Production duties shift and blend seamlessly between a cast of three producers: Christer ("Ndandatho," "Ama Get Down," and "Don't Wanna Let Go"), J Smash ("325," "Yebo," and "Come Duze") and John Lundun, who produced "Deda."

"I kept on giving up. Every time I would have a setback, I'd just be like, It's fine, I'll find something else. But I had to go back to the music," he confesses. Time and space did help, but he'd always run into the same set of problems. "The last time was in March.

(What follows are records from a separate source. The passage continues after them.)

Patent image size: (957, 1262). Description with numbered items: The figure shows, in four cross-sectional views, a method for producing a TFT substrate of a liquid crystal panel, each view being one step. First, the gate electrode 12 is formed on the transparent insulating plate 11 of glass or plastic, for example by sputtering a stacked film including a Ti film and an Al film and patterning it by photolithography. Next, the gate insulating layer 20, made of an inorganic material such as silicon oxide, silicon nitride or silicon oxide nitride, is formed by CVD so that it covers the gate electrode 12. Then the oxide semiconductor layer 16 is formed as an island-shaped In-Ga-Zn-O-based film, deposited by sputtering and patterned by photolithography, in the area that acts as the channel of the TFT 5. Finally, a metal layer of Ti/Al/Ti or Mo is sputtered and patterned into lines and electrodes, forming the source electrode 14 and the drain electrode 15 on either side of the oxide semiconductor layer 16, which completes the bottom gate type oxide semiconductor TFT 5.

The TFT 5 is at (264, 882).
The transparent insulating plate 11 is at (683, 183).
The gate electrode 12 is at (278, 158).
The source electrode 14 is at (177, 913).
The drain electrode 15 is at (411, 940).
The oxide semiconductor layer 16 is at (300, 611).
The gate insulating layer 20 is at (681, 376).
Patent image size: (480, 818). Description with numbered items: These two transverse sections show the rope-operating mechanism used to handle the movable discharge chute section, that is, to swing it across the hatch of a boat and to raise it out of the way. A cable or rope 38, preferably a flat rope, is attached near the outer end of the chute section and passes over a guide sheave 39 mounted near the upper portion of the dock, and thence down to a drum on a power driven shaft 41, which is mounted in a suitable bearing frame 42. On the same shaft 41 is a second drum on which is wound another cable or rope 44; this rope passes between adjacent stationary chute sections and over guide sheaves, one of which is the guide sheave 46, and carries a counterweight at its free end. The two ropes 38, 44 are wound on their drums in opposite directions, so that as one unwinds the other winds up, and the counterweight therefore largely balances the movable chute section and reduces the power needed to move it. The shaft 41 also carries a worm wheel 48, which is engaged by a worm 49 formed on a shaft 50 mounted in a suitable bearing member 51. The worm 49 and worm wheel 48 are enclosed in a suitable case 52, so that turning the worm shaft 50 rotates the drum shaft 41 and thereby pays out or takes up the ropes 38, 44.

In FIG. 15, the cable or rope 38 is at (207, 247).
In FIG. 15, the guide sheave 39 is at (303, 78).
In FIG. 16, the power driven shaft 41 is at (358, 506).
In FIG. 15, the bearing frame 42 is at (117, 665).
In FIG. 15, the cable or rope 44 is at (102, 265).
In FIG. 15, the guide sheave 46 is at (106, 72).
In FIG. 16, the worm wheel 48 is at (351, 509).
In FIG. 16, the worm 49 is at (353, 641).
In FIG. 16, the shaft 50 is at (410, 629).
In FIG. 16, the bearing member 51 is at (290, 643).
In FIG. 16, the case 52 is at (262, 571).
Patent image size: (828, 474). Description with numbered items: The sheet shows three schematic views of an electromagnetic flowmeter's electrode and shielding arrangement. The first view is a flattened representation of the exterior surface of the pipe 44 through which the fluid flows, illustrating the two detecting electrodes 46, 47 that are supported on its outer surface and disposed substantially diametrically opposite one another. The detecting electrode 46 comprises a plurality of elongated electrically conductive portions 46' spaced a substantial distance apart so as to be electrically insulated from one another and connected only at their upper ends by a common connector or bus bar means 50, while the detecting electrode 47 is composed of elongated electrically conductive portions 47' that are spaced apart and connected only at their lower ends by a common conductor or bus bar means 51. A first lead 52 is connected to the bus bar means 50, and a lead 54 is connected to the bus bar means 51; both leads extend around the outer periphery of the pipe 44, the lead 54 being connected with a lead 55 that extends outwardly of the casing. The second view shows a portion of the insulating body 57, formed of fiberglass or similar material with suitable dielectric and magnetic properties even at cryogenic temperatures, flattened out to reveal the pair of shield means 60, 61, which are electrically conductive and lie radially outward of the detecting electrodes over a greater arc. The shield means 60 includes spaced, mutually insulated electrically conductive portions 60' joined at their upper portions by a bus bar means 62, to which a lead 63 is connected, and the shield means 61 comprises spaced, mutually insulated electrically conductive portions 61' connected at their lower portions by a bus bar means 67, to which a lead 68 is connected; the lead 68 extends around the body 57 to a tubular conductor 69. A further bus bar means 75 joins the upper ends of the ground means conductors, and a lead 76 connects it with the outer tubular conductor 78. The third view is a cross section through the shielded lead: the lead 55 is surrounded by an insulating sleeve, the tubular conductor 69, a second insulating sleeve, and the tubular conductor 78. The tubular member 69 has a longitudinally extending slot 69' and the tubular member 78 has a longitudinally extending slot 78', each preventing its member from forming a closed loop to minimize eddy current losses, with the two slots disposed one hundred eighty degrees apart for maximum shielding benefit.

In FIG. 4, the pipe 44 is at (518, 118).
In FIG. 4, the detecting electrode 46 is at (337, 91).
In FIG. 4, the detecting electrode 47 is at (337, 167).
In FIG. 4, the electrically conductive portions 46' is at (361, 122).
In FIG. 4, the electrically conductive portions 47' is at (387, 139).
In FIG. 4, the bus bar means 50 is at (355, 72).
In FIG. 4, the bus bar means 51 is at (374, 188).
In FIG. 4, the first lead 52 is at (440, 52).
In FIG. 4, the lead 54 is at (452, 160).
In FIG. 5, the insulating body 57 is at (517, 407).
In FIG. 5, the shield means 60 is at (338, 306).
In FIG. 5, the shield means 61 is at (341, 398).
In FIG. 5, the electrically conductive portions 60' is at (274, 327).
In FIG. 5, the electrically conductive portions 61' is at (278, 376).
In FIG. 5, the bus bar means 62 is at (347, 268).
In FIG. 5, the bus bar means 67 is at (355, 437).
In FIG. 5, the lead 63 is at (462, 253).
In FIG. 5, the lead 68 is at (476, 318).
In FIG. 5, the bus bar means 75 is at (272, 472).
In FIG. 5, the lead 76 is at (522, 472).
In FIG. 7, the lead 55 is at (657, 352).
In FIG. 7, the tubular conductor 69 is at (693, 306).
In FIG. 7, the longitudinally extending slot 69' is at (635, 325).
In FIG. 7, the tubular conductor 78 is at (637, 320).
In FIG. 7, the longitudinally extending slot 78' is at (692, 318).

I thought, 'Let me try one more time.' It came together, and I was like, okay, it's done now."

What he learned from this trial-and-error process was that life doesn't always happen the way we plan for it to. "But the point is to do it. You have to not stop, per se. You have to do what you need to do, and some of the solutions will find you as you do it. But you should not stop. It's one of those things where it's like, if you can't fly, you run; if you can't run, you walk; if you can't walk, you crawl; if you can't crawl, you roll. You do something," he emphasises. "I missed every deadline you can imagine. I didn't even think it was gonna be released. At this point, I'm just happy it's gonna come out."

For now, Samthing Soweto is happy that people outside his immediate circle are listening to his work. "For a very long time, just a few people and I knew it existed."